Charter Schools Proved Quality Innovation

The charter school concept has been proven to be a great alternative to the public school system as the huge waiting list indicates. innovation

The next question, why did our president cancel the charter schools in the District of Columbia? hmmmmm - maybe the NEA and their political support had something to do with it? Do ya think!

CHARTER SCHOOLS AND STUDENT PERFORMANCE
Source: Paul E. Peterson, "Charter Schools and Student Performance," Wall Street Journal, March 16, 2010.

To uncover what is wrong with American public schools one has to consider the following: The impact of restrictive collective bargaining agreements that prevent rewarding good teachers and removing ineffective ones, intrusive court interventions and useless teacher certification laws.

Charter schools were invented to address these problems, says Paul E. Peterson, a professor of government at Harvard University and a senior fellow with the Hoover Institution.

Compared to district schools, they have numerous advantages, says Peterson:

They are funded by governments, but they operate independently. This means that charters must persuade parents to select them instead of a neighborhood district school. (emphasis The Slickster)

That has happened with such regularity that today there are 350,000 families on charter-school waiting lists, enough to fill over 1,000 additional charter schools.

According to a 2009 Education Next survey, the public approves of steady charter growth:

Though a sizeable portion of Americans remain undecided, charter supporters outnumber opponents two to one. Among African Americans, those who favor charters outnumber opponents four to one.

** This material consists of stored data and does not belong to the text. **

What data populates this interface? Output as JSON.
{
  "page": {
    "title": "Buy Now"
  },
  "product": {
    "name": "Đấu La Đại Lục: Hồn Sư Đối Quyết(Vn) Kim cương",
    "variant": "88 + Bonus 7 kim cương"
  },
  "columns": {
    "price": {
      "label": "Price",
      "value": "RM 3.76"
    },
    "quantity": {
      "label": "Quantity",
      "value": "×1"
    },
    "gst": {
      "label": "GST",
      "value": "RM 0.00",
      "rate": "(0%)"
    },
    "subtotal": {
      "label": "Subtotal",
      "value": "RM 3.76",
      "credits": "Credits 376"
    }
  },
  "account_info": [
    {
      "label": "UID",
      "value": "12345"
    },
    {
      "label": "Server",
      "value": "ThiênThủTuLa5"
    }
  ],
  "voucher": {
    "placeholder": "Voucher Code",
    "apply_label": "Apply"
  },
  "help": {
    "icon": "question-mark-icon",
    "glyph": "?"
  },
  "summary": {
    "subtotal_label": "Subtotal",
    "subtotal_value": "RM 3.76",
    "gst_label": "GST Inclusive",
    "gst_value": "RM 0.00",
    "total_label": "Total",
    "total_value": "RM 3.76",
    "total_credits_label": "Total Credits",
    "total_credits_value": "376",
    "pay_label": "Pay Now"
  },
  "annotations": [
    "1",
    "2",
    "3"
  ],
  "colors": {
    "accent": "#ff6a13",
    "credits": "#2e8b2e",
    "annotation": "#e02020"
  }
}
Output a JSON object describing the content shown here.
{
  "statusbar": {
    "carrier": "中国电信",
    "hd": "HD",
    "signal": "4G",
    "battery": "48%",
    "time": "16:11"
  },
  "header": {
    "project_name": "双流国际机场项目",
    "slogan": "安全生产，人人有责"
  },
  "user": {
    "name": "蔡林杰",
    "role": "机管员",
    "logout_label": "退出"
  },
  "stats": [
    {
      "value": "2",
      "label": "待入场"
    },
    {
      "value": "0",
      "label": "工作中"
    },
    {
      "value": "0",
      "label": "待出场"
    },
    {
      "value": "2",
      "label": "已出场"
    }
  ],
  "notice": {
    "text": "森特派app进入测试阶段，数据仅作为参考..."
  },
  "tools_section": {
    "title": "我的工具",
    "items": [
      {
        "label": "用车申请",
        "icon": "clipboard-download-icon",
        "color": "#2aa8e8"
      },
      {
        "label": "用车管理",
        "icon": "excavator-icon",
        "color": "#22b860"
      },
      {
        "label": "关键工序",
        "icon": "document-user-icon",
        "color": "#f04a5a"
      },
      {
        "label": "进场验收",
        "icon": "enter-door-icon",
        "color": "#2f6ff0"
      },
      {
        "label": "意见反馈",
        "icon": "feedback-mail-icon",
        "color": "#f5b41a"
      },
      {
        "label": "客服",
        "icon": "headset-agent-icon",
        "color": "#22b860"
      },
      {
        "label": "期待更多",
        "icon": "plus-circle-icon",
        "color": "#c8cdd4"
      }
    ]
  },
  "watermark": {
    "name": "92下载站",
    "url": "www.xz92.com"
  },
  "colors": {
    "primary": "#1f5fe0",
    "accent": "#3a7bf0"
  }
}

Even among public-school teachers, the percentage that favors charters is 37 percent, while the percentage that opposes them is 31 percent.

To identify the long-term benefits of school choice, Harvard's Martin West and German economist Ludger Woessmann examined the impact of school choice on the performance of 15-year-old students in 29 industrialized countries: They discovered that the greater the competition between the public and private sector, the better all students do in math, science and reading.

Their findings imply that expanding charters to include 50 percent of all students would eventually raise American students' math scores to be competitive with the highest-scoring countries in the world.

What makes charters important today is less their current performance than their potential to innovate. Educational opportunity is about to be revolutionized by powerful notebook computers, broadband and the open-source development of curricular materials (a la Wikipedia). Curriculum can be tailored to the level of accomplishment each student has reached, an enormous step forward.

If American education remains stagnant, such innovations will spread slowly, if at all. If the charter world continues to expand, the competition between them and district schools could prove to be transformative, says Peterson.